# S3 in Dallas?



## Hitman (Jul 26, 1999)

Anyone want to claim the S3 with Euro plates I spotted today in Plano, TX (a norhtern suburb of Dallas) about 1pm today (10-31-02).. It was black, dirty and had no American license plates on it.








please email me! [email protected]


----------



## nvrlift (Apr 15, 2000)

*Re: S3 in Dallas? (Hitman)*

Yes, to my knowledge, there is a black S3 in Texas with a student who brought it over from Europe for a temporary stint in school down there.

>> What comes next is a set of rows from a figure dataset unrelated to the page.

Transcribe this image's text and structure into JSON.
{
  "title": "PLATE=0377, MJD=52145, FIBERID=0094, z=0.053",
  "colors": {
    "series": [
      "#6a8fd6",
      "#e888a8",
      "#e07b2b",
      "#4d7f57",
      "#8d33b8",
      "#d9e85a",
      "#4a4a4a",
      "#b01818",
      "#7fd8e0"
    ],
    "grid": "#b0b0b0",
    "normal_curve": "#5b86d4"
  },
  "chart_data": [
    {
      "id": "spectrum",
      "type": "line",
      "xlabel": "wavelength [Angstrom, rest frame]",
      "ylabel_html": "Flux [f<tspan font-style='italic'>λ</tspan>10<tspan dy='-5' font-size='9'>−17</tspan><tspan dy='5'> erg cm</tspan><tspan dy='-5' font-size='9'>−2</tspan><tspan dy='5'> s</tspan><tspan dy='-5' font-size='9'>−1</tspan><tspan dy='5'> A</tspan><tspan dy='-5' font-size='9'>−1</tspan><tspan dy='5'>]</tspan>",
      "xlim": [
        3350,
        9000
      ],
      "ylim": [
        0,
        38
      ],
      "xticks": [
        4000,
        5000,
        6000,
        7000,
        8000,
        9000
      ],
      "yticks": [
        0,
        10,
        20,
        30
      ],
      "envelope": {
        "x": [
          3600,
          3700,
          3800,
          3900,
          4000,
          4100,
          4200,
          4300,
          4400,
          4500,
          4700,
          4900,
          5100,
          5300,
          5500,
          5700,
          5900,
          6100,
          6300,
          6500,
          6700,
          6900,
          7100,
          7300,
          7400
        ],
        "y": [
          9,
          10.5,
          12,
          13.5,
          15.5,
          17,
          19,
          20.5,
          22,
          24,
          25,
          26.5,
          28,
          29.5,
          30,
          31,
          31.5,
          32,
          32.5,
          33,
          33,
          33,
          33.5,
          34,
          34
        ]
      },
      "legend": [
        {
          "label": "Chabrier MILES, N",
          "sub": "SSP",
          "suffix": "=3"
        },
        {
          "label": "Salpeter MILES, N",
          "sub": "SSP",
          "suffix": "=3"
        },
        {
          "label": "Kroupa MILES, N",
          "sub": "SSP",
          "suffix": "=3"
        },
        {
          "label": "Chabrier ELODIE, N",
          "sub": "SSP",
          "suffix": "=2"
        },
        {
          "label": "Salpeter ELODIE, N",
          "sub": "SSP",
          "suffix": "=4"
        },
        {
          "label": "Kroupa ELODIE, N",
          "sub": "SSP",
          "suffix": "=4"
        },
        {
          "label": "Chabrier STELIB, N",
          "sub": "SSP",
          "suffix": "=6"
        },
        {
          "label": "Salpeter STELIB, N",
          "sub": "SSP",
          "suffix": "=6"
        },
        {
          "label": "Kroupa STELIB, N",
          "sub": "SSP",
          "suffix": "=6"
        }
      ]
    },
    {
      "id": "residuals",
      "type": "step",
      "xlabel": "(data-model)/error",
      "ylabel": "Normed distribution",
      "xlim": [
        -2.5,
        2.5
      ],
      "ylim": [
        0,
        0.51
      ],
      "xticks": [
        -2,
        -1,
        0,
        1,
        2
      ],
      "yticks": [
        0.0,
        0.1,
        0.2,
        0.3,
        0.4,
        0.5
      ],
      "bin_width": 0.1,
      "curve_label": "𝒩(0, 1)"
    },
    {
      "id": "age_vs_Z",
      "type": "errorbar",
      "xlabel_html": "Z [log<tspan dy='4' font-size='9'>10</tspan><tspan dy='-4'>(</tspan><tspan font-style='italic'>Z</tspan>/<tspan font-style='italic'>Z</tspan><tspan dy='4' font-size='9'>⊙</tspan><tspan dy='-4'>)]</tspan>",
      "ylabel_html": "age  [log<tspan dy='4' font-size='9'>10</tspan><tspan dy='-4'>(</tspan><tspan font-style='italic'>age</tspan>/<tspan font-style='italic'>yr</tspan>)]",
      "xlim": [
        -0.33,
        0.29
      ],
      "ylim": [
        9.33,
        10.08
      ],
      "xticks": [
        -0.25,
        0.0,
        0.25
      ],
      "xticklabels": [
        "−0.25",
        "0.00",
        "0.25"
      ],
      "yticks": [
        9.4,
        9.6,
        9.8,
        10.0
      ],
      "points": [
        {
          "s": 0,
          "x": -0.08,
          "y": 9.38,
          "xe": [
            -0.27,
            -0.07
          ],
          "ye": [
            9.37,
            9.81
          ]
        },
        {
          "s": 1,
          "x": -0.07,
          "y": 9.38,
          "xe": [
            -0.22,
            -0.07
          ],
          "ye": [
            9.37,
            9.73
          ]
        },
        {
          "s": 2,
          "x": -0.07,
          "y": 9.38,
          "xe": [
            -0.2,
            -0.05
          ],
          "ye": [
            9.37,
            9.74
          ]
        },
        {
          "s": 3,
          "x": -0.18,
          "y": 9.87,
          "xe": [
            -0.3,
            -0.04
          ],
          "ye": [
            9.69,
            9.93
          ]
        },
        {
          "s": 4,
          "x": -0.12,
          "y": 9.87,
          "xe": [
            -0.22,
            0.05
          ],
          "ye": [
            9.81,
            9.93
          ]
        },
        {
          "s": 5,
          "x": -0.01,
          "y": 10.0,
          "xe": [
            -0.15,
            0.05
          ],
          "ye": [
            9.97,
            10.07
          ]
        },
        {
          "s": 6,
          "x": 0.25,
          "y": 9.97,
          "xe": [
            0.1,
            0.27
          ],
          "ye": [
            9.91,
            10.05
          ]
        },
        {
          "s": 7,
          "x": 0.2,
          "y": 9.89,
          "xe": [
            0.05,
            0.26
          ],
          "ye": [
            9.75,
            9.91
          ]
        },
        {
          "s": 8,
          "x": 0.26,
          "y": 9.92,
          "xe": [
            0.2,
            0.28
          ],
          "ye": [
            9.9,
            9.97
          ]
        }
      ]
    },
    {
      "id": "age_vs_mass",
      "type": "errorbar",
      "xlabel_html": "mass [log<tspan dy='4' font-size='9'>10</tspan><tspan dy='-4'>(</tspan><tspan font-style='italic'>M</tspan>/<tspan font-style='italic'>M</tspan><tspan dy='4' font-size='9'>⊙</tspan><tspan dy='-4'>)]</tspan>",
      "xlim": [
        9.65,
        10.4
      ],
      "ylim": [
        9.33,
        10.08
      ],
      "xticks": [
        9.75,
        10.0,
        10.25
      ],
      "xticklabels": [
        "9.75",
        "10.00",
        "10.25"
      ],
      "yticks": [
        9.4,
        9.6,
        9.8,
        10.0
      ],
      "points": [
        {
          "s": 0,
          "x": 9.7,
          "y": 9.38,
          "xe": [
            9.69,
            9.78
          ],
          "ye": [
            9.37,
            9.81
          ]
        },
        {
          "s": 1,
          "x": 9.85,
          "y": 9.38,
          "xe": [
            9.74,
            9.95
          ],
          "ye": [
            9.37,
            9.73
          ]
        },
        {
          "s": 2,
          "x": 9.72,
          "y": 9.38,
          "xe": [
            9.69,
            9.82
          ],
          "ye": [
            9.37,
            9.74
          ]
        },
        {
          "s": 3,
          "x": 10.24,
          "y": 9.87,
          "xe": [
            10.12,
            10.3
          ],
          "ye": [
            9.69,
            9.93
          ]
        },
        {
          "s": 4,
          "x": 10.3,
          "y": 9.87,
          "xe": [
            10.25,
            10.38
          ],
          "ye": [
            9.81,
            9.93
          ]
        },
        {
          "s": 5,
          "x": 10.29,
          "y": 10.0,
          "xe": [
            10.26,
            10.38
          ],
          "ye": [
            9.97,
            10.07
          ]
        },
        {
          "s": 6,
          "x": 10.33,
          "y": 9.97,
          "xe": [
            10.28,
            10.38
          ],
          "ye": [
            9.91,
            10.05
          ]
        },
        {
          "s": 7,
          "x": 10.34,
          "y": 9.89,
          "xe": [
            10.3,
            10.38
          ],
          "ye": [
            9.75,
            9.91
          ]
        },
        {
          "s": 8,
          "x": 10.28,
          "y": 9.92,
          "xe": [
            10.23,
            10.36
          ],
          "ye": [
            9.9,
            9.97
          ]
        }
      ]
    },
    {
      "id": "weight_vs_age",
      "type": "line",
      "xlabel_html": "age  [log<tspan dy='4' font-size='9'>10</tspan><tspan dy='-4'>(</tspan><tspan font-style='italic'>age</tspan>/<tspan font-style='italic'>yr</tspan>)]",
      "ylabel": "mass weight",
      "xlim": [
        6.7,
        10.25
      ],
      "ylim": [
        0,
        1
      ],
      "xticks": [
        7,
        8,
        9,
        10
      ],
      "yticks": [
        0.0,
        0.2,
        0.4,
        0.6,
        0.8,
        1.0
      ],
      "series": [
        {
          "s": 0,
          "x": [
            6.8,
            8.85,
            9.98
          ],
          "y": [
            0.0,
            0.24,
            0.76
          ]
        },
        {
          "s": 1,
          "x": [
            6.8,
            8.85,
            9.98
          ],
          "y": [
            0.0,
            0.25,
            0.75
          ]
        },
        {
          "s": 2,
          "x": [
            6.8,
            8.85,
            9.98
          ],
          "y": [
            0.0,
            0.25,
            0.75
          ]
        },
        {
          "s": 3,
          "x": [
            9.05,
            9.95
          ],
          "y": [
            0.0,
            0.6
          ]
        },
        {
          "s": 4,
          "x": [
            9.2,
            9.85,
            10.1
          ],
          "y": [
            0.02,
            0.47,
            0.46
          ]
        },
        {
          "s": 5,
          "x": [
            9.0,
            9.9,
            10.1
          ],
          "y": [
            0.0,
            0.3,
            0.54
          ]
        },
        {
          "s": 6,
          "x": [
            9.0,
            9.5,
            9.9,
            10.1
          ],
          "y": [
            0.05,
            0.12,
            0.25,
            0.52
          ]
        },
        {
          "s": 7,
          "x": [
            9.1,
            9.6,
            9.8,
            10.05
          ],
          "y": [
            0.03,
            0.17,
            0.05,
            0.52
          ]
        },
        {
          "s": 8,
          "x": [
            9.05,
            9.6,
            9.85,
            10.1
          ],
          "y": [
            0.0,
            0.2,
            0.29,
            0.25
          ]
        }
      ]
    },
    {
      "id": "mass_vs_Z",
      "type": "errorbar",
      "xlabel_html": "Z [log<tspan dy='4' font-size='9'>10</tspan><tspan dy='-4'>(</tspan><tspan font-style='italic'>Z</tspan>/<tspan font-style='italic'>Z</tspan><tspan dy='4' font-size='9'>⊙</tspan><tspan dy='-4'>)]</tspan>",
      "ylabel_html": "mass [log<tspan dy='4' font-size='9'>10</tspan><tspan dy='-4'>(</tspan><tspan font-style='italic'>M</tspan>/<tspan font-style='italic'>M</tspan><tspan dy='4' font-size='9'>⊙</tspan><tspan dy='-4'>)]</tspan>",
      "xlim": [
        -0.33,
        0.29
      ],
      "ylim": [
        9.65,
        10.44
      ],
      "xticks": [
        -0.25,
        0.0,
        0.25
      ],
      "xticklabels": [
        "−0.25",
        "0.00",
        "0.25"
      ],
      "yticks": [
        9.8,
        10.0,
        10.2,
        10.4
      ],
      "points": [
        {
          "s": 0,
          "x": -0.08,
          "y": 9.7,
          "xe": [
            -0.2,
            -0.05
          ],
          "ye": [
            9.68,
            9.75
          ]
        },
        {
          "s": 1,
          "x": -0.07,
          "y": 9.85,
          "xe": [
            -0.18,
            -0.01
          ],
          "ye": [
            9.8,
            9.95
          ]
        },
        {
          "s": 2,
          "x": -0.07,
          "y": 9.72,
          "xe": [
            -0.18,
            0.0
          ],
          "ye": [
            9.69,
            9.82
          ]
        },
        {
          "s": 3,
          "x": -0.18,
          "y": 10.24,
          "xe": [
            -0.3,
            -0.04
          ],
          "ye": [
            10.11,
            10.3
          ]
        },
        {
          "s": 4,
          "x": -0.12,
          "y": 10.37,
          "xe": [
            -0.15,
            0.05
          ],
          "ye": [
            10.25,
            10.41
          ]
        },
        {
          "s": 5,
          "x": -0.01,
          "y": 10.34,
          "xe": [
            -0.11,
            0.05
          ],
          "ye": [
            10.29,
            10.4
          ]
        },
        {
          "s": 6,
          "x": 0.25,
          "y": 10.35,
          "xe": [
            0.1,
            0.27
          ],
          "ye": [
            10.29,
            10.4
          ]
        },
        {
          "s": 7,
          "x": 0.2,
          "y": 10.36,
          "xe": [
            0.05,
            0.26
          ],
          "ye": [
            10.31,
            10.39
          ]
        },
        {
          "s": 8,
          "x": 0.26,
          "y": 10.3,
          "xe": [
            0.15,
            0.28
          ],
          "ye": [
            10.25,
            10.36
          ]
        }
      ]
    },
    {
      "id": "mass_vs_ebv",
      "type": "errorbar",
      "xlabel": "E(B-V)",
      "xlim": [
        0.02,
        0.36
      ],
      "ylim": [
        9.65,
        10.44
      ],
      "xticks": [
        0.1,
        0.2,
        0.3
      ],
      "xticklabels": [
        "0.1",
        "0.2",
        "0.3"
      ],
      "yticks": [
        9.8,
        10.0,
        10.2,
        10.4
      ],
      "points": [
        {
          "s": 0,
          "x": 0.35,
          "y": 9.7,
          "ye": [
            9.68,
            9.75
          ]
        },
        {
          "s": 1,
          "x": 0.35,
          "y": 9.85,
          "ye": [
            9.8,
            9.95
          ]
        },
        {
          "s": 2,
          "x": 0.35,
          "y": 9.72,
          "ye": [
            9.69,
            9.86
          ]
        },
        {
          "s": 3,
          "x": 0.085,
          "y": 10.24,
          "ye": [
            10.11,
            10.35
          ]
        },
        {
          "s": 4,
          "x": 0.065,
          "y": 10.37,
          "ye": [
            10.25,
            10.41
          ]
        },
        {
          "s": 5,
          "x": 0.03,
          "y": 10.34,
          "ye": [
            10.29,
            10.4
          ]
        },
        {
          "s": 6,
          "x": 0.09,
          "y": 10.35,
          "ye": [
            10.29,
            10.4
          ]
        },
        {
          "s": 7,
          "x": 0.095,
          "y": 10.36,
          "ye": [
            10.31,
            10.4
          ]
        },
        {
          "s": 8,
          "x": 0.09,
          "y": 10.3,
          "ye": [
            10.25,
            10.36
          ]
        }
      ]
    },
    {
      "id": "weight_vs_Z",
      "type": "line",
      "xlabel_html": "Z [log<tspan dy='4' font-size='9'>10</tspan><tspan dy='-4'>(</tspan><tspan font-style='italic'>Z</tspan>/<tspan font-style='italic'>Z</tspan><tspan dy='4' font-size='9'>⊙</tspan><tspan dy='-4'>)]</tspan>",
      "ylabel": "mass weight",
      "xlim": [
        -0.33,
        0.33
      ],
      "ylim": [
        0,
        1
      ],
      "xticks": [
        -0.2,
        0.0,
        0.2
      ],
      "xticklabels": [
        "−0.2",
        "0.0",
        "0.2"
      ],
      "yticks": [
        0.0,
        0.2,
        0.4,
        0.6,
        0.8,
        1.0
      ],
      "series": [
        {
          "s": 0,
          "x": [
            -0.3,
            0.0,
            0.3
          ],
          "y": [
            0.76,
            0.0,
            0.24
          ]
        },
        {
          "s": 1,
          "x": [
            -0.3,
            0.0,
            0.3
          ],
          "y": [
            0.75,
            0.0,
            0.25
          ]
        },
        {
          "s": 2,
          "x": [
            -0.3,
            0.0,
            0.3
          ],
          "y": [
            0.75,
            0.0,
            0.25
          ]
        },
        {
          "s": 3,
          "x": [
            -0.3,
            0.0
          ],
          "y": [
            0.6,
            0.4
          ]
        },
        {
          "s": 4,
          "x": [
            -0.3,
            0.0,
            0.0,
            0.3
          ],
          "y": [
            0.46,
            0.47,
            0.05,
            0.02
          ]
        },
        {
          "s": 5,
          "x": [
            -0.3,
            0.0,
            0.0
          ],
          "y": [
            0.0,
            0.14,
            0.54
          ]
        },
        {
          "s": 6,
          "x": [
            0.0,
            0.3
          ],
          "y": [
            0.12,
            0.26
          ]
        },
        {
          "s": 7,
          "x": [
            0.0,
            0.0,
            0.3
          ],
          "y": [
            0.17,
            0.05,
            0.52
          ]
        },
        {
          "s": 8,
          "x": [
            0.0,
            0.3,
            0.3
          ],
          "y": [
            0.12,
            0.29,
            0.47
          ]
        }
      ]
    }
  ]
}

Rumor was one year, and I think we are fast approaching the one year mark for how long I have followed this one....


----------



## AbqVR6 (Dec 29, 2001)

*Re: S3 in Dallas? (Hitman)*

there was a a3 in new mexico for a couple of days at an audi dealer. i gues they sold it, but i would have loved to see it.


----------



## livi (Apr 27, 2001)

*Re: S3 in Dallas? (AbqVR6)*

one forsale in seattle fully federalized.
35,000
check out the audiworld classifieds if interested


----------



## Hitman (Jul 26, 1999)

*Re: S3 in Dallas? (schnellVR6)*

Well imagine my amazment when it went whizzing by the cross street while I was sitting at a red light. 
If I didnt have to be somewhere, I would have tried to chase it down to catch a glimpse...









Hey, maybe he wont want to ship it back and will want to sell it! gotta email address for the guy?


----------



## vedubya (Oct 29, 2001)

*Re: S3 in Dallas? (Hitman)*

quote:[HR][/HR]Hey, maybe he wont want to ship it back and will want to sell it! gotta email address for the guy?







[HR][/HR]​oh if only it were that easy
Mike


----------



## K-heim Kid (Nov 7, 2002)

*Re: S3 in Dallas? (vedubya)*

There is another S3 in the States. It's Nogaro Blue with coilovers and is located out West. The owner is a real enthusiast but is pretty tight-lipped about the car and himself because he doesn't trust the Feds.


----------